Maura: “I’m surprised there weren’t more people from the library.”

K: “There were some there. Jenny was well known. I mean, she had been there about as long as anyone. She had a real impact on the place. But, I think a lot of them are on the picket line today.”

Maura: “Right. How is that thing going?”

K changes lanes, moving out of the way of a speeding SUV. “The strike? Hah. No one in the city cares. The branches are all open and us contract workers get to cross the picket lines. Listen menopausal women can be scary. And, when they’re fighting for their pensions. Oh man. Jenny would have loved it. She was such a– Oh. Hey. I’m sorry.”

Maura is crying. Tears fall in rivulets from the corner of her eyes. She rubs her nose with her sleeve. “No. Sorry. I just. Well, you know?”

K is silent for a moment. “Yeah. Jenny was special. Hands down. A real dame.”

Maura sniffles a Yes. She puts her hand on his thigh. He puts his atop hers. The car jerks suddenly, skidding on some black ice, forcing him to grab the wheel tightly with both hands.

K: “Hah. Always turn into the skid, right?”

Her hand is still there when he pulls into the plowed clearing in front of Maura’s building. The entrance has the same yellow-white sheen it had months ago.

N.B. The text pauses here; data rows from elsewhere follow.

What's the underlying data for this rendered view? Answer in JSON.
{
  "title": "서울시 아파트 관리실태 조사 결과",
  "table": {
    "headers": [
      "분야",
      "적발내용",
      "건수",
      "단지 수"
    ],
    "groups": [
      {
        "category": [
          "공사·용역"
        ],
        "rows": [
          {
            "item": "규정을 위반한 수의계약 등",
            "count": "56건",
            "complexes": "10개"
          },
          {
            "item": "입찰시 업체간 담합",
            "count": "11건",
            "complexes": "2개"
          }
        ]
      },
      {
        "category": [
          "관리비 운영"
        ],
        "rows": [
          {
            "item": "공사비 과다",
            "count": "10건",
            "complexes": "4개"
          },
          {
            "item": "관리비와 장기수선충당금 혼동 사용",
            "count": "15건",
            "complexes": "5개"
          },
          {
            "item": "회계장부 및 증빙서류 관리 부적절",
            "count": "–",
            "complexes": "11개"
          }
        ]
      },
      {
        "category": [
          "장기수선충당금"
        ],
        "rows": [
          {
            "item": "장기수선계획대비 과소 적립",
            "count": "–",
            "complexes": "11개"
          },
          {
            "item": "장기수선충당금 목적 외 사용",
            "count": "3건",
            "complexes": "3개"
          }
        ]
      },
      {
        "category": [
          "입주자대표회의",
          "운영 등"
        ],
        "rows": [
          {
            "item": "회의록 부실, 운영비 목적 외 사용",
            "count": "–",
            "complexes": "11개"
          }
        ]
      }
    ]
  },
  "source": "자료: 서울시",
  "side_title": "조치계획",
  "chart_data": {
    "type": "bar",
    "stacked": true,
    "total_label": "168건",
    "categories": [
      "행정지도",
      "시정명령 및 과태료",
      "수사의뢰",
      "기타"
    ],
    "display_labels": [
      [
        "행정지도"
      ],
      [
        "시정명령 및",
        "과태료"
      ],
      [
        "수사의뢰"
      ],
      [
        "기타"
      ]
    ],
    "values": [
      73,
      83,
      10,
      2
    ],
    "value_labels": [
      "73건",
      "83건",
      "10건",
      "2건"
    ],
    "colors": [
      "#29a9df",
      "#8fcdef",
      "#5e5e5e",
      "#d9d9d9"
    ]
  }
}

Maura: “Do you want to come up?”

The car rumbles as it idles. She squeezes his leg. “I’ll make tea. You can park down there.”

K: “Ok.”

She will put the faded white electric kettle on. And while he looks at her bookshelf, she’ll touch his back lightly, not with her full hand. It will make him turn around. And their eyes will meet and push into each other’s head with unrestrained, abandoned force.

The world spins on their axis as his hand finds the side of her face and her arms reach around his neck. The planet crashes to a halt, throwing them together, so that when they kiss it feels like the inertia of their isolate world is on them.

And as they kiss: the kettle rumbles and whistles, and they ignore the click.